When Tom Bedonie attended reservation boarding
school, celebrating his Navajo heritage was something to be
avoided. If he used his native language, Bedonie says, “I had
to eat soap.” Instead of causing him to
forget his Navajo ways, the punishment made Bedonie cling tightly
to them. That is the reason this fiftysomething Navajo journeys
from his home in Black Mesa, in northeastern Arizona, to American
Indian gatherings all over the United States. Last month, his
travels brought him to the annual “Spirit of the
Thunderbird” powwow at Cahokia Mounds, near Collinsville,
where he proudly gave the invocation in his Navajo Athabascan
dialect. His
prayer, he explains later, welcomes all “the singers,
dancers, and those relatives that used to live” in the
Mississippi Valley region, and he thanks and blesses “our
ancestors, our forefathers.”
It’s a way, he
says, of showing respect and seeking permission to gather here, in
this place. Bedonie wears simple
black clothing and a hat to shield him from the blazing sun, but
he’s the exception amid a rainbow of colors. In the grand
march of Indian tribes into the arena, many young tribal
representatives wear contemporary clothing, but middle-aged
participants favor traditional Indian regalia. Feathers, pelts,
beading, and bells lend visual and aural texture to the
dancers’ garments. As the dancers circle the enclosure,
subtle drumming and chanting become more and more urgent.
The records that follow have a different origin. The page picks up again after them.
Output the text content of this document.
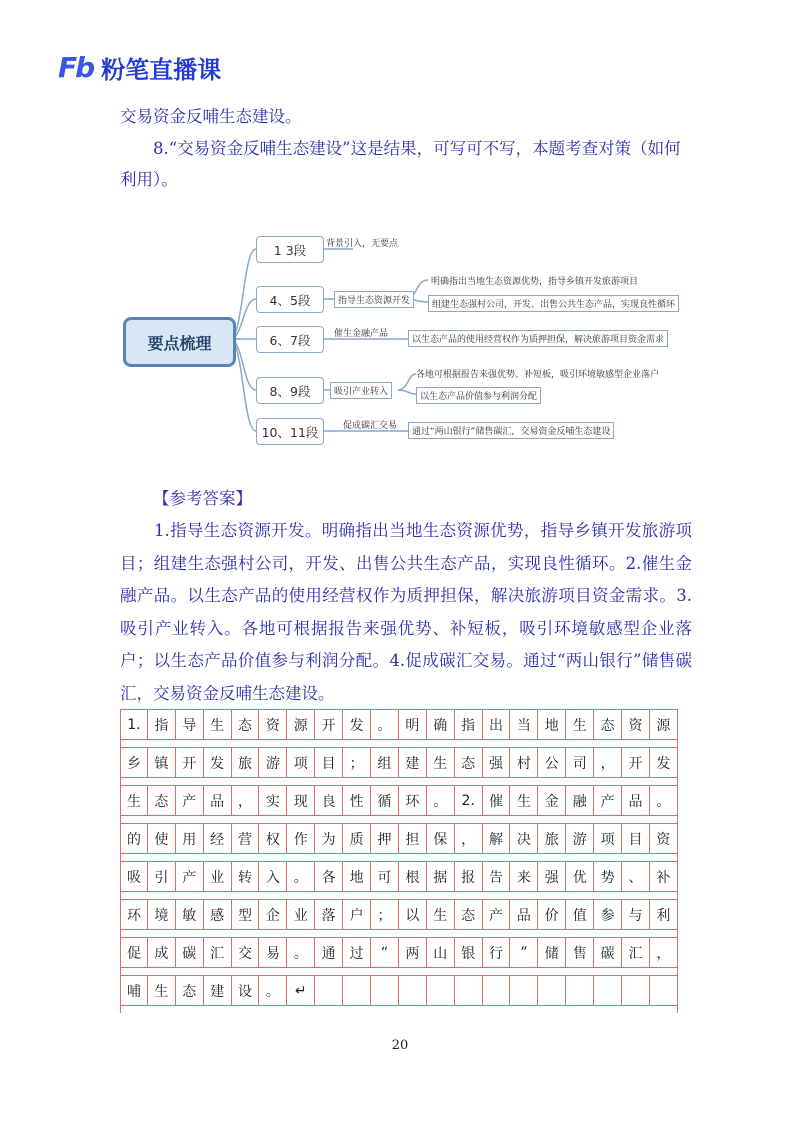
Fb 粉笔直播课
交易资金反哺生态建设。
8.“交易资金反哺生态建设”这是结果，可写可不写，本题考查对策（如何利用）。
要点梳理
1 3段
4、5段
6、7段
8、9段
10、11段
背景引入，无要点
指导生态资源开发
明确指出当地生态资源优势，指导乡镇开发旅游项目
组建生态强村公司，开发、出售公共生态产品，实现良性循环
催生金融产品
以生态产品的使用经营权作为质押担保，解决旅游项目资金需求
吸引产业转入
各地可根据报告来强优势、补短板，吸引环境敏感型企业落户
以生态产品价值参与利润分配
促成碳汇交易
通过“两山银行”储售碳汇，交易资金反哺生态建设
【参考答案】
1.指导生态资源开发。明确指出当地生态资源优势，指导乡镇开发旅游项目；组建生态强村公司，开发、出售公共生态产品，实现良性循环。2.催生金融产品。以生态产品的使用经营权作为质押担保，解决旅游项目资金需求。3.吸引产业转入。各地可根据报告来强优势、补短板，吸引环境敏感型企业落户；以生态产品价值参与利润分配。4.促成碳汇交易。通过“两山银行”储售碳汇，交易资金反哺生态建设。
1. 指 导 生 态 资 源 开 发 。 明 确 指 出 当 地 生 态 资 源
乡 镇 开 发 旅 游 项 目 ； 组 建 生 态 强 村 公 司 ， 开 发
生 态 产 品 ， 实 现 良 性 循 环 。	2.	催 生 金 融 产 品 。
的 使 用 经 营 权 作 为 质 押 担 保 ， 解 决 旅 游 项 目 资
吸 引 产 业 转 入 。 各 地 可 根 据 报 告 来 强 优 势 、 补
环 境 敏 感 型 企 业 落 户 ； 以 生 态 产 品 价 值 参 与 利
促 成 碳 汇 交 易 。 通 过	“	两 山 银 行	”	储 售 碳 汇 ，
哺 生 态 建 设 。	↵
20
The march
concludes with a veterans’ dance, song and prayer for Indians
currently serving in the military. David Keyman, 62 and part
Lakota Sioux, learned of his Indian heritage only a few years ago, when he discovered one of his grandfathers
was Sioux. His native roots were kept a family secret for decades to
guard against discrimination; in Missouri, where his family resides,
full-blooded Indians were barred from owning property up until a
generation ago, he says. For the past five years, since Keyman became
aware of his Indian background, he and his wife have attended Sun
Dances of thanksgiving in South Dakota; this is their second visit to
the Cahokia powwow. Dan Isaac, a 37-year-old
Choctaw and substance-abuse counselor from Philadelphia, Miss., has
traveled to Cahokia with family and friends. Powwows, he says, are
important spiritual gatherings, and this year alone he’s
attended at least a dozen. At Cahokia, Isaac takes part in the
hunting dance. The other dancers depict
hunters silently tracking prey; Isaac, focused and intense, chants
the hunting song as he dances. “A powwow is how
people worship,” Isaac says. “The dance and singing is
spiritual. . . . We have to be close to nature, to our
mother” — Mother Earth. Though separated by great
distances and coming from different tribes, dancers and their
families share kinship and build bonds that transcend the
here-and-now. “We learn our
duties through our elders, and we learn through these
ceremonies,” Bedonie says. “I know where I came from,
and I know where I’m going.”
Heritage is something boarding
school and a bar of soap couldn’t erase.
This article appears in Oct 6-12, 2005.